See the recommendations here.
2016 EITI Report
The report was completed in December 2018. Approval of the report by the multi-stakeholder group is pending. A draft report is available here.
The report covers five revenue streams from the hydrocarbon sector and five from the mining sector that were reconciled:
Hydrocarbon (collected by the Tax Office SAT and the Mexican Petroleum Fund FMP)
- Profit sharing rights
- Hydrocarbons extraction rights
- Hydrocarbons exploration rights
- Income tax
- Tax on exporation and extraction
Mining (collected by the Tax Office SAT)
- Income Tax
- Mining Rights
- Special mining rights
- Extraordinary mining rights
- Aditional mining rights
Additionally, the report included (unilaterally disclosed by the government) six minor revenue streams in the hydrocarbon sector and four in the mining sector.

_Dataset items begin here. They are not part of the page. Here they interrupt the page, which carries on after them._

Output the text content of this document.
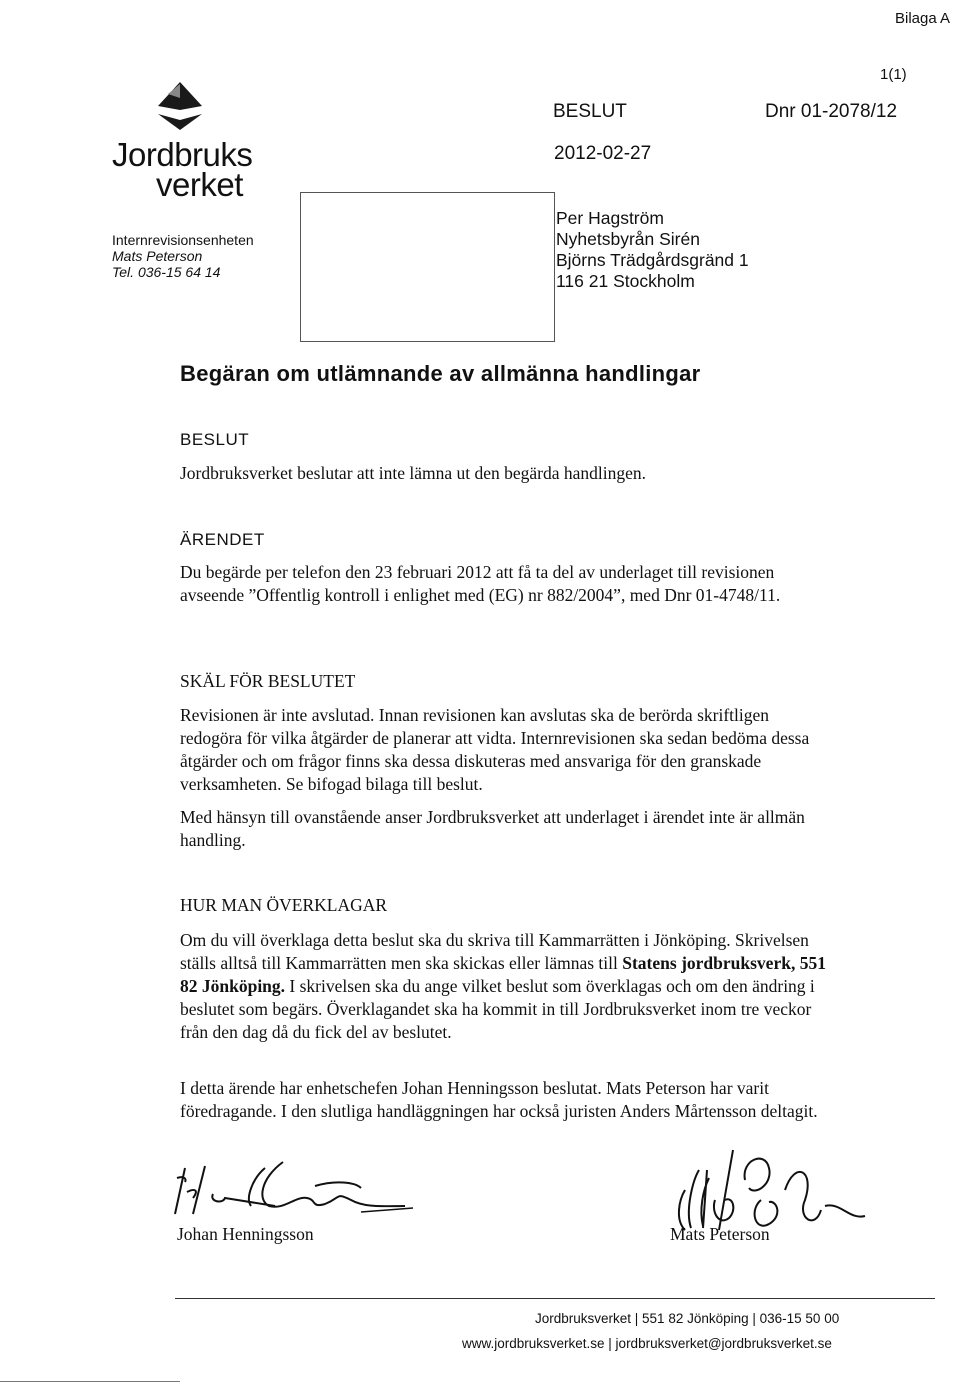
Bilaga A
1(1)
Jordbruks
verket
Internrevisionsenheten
Mats Peterson
Tel. 036-15 64 14
BESLUT	Dnr 01-2078/12
2012-02-27
Per Hagström
Nyhetsbyrån Sirén
Björns Trädgårdsgränd 1
116 21 Stockholm
Begäran om utlämnande av allmänna handlingar
BESLUT
Jordbruksverket beslutar att inte lämna ut den begärda handlingen.
ÄRENDET
Du begärde per telefon den 23 februari 2012 att få ta del av underlaget till revisionen avseende ”Offentlig kontroll i enlighet med (EG) nr 882/2004”, med Dnr 01-4748/11.
SKÄL FÖR BESLUTET
Revisionen är inte avslutad. Innan revisionen kan avslutas ska de berörda skriftligen redogöra för vilka åtgärder de planerar att vidta. Internrevisionen ska sedan bedöma dessa åtgärder och om frågor finns ska dessa diskuteras med ansvariga för den granskade verksamheten. Se bifogad bilaga till beslut.
Med hänsyn till ovanstående anser Jordbruksverket att underlaget i ärendet inte är allmän handling.
HUR MAN ÖVERKLAGAR
Om du vill överklaga detta beslut ska du skriva till Kammarrätten i Jönköping. Skrivelsen ställs alltså till Kammarrätten men ska skickas eller lämnas till Statens jordbruksverk, 551 82 Jönköping. I skrivelsen ska du ange vilket beslut som överklagas och om den ändring i beslutet som begärs. Överklagandet ska ha kommit in till Jordbruksverket inom tre veckor från den dag då du fick del av beslutet.
I detta ärende har enhetschefen Johan Henningsson beslutat. Mats Peterson har varit föredragande. I den slutliga handläggningen har också juristen Anders Mårtensson deltagit.
Johan Henningsson	Mats Peterson
Jordbruksverket | 551 82 Jönköping | 036-15 50 00
www.jordbruksverket.se | jordbruksverket@jordbruksverket.se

State-owned enterprise PEMEX
- Grupo Mexico
- Agnico Eagle
- Plata Panamericana
- Alamos Gold
- Peña Colorada
- Argonaut Gold
- New Gold
Main findings of the reconciliation of 2016 revenues:
Total revenues received by the government from participating companies (in USD):
Hydrocarbons: 18.30 billion (96.5 % of total reconciled revenues, 100% of total oil and gas revenues received by the government)
Mining: 0.67 billion ( 3,5 % of total reconciled revenues, 53 % of total mining revenues received by the government)
Total: 18.97 billion
By 2020, all EITI countries have to ensure that companies that apply for or hold a participating interest in an oil, gas or mining license or contract in their country disclose their beneficial owners. The EITI Standard also requires public officials – also known as Politically Exposed Persons (PEPs) to be transparent about their ownership in oil, gas and mining companies.
The government of Mexico has committed to map and identify beneficial ownership of the companies operating in the country and explore the methodology and extent of contract transparency. Mexico submitted its beneficial ownership roadmap as part of the candidature application in September 2017.